Fig. 4. Conformational changes of CaSR upon Ca²⁺ binding.

a Structural comparison of CaSR dimers in inactive (orange) and active (green) states. The dimeric CaSR structures are viewed in slices parallel to the membrane plane. b Gradual increase in the rotational angles of different subdomains down to the TMD along the symmetric axis of the inactive (orange) and active (green) CaSR dimers.

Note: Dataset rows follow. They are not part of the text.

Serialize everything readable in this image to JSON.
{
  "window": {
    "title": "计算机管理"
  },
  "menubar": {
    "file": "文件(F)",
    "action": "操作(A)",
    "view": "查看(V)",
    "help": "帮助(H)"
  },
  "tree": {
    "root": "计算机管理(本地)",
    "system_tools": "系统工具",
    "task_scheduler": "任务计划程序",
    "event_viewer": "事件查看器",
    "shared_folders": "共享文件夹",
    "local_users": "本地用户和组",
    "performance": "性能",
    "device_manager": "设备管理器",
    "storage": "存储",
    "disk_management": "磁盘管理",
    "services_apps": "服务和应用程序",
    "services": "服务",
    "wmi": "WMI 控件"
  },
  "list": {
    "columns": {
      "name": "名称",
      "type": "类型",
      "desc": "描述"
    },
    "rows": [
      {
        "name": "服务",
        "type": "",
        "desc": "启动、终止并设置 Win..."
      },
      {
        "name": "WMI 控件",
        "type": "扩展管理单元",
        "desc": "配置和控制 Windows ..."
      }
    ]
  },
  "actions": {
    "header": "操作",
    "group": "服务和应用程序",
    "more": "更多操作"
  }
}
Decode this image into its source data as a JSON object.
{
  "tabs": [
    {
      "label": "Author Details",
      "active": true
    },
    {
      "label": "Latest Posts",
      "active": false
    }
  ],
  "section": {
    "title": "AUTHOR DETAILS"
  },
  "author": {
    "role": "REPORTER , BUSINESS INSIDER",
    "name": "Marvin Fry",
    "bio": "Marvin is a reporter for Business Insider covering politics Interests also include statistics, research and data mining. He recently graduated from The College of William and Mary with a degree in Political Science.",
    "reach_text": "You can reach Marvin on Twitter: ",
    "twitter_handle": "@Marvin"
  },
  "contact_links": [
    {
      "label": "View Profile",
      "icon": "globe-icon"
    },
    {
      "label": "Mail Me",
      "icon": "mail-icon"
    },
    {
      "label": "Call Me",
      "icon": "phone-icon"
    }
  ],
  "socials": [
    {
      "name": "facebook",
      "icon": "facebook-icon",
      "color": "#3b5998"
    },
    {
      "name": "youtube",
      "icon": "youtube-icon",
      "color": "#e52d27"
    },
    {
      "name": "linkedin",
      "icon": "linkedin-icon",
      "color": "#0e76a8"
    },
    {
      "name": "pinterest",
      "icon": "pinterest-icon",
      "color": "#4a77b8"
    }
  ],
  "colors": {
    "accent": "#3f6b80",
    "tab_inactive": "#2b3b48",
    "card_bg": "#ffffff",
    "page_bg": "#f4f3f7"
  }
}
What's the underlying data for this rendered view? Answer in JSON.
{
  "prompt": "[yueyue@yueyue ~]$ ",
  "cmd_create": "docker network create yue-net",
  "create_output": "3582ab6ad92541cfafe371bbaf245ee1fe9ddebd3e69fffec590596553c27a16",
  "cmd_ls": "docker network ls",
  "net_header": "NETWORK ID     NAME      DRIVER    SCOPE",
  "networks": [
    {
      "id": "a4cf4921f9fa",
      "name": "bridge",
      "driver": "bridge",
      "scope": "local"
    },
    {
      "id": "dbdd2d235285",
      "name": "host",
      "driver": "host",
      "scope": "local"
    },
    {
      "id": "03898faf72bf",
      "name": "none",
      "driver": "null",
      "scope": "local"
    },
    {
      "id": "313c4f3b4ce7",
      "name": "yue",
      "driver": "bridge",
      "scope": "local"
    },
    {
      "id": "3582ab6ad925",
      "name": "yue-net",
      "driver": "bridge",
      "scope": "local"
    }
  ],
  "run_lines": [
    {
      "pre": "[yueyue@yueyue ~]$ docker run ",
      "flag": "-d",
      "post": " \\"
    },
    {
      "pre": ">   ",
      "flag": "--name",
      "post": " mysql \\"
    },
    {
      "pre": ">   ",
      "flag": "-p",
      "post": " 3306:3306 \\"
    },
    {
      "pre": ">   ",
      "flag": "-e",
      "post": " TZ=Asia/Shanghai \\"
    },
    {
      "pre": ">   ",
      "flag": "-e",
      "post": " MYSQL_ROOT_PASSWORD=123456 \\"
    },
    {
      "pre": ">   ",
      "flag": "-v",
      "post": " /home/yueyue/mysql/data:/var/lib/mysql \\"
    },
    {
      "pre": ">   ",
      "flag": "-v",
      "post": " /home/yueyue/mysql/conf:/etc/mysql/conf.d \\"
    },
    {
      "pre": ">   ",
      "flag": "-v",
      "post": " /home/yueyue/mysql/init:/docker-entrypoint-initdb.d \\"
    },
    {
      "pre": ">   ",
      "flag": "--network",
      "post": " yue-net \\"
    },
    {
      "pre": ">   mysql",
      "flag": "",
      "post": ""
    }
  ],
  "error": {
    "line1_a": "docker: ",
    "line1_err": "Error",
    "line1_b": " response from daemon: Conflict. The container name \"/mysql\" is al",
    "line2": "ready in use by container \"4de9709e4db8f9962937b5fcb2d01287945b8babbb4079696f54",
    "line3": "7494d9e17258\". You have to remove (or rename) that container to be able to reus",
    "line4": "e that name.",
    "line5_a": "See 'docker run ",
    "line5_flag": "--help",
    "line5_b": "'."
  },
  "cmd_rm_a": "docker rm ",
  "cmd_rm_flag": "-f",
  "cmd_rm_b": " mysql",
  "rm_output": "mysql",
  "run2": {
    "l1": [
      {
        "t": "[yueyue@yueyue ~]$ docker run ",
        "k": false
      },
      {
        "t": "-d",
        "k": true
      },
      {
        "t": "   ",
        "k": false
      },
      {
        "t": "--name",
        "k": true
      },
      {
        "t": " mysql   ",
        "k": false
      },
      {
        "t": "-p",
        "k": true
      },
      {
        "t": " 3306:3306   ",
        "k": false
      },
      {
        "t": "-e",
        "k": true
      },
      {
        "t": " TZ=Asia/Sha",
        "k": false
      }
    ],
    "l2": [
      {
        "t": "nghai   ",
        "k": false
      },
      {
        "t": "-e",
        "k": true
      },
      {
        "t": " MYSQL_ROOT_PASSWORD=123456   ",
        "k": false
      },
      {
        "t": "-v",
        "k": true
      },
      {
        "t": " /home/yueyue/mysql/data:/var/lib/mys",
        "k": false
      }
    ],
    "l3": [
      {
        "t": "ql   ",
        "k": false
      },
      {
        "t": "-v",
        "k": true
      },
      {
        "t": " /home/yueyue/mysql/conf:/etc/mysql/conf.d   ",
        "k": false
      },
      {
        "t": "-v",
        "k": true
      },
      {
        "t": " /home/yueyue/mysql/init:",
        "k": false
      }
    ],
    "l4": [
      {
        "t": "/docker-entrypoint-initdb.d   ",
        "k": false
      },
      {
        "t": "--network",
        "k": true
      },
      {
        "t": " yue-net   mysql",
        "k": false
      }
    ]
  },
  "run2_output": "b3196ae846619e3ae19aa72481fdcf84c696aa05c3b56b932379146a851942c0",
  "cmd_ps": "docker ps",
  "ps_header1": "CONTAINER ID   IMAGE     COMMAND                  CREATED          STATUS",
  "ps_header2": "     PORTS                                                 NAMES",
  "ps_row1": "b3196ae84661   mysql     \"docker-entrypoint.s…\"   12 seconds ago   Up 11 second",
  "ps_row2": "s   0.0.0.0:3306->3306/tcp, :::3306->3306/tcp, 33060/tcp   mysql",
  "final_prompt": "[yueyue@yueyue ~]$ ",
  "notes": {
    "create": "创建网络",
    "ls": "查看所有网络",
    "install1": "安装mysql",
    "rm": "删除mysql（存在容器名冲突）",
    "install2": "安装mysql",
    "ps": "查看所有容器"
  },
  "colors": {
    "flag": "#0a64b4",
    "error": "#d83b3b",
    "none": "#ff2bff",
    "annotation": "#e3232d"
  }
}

The rotational angles of each subdomain are indicated. c Conformational changes of the interface between the LB1 loop and helix N. In Ca²⁺/L-Trp-bound active CaSR, the LB1 loop (green) reaches across the dimerization interface between two LB1 regions to contact helix N in the adjacent subunit, leading to domain rotation along the dimer axis. The LB1 loop and helix N in inactive CaSR are shown in orange. d Mutations of residues in hydrophobic sites in the LB1 loop (L51A) and helix N (F444A, W458A) reduced receptor activation by Ca²⁺. The IP₁ accumulation data represent the means ± SD of three independent experiments. e Ca²⁺ ions were coordinated by D234, E231 in the LB2 region of one subunit, and G557 in the CRD of the other subunit, increasing the proximity of G557 residues of the two subunits in the active CaSR compared with that in the inactive CaSR. f The G557E mutation decreased the Ca²⁺-induced receptor response. The IP₁ accumulation data represent the means ± SD of three independent experiments. g Structure model and cryo-EM map showing interactions between ECL2 of the TMD and the CRD. Critical residues at the CRD–TMD interface are shown as spheres at their Cα positions (I761, F762, I763, I603, and F605), indicating hydrophobic interactions between ECL2 and the linker region connecting the CRD and TMD. h Site mutations disrupting hydrophobic interactions between ECL2 and the CRD–TMD linker decreased the sensitivity of CaSR to Ca²⁺, as shown by Ca²⁺-stimulated IP₁ accumulation assay. Data represent the means ± SD of three independent experiments.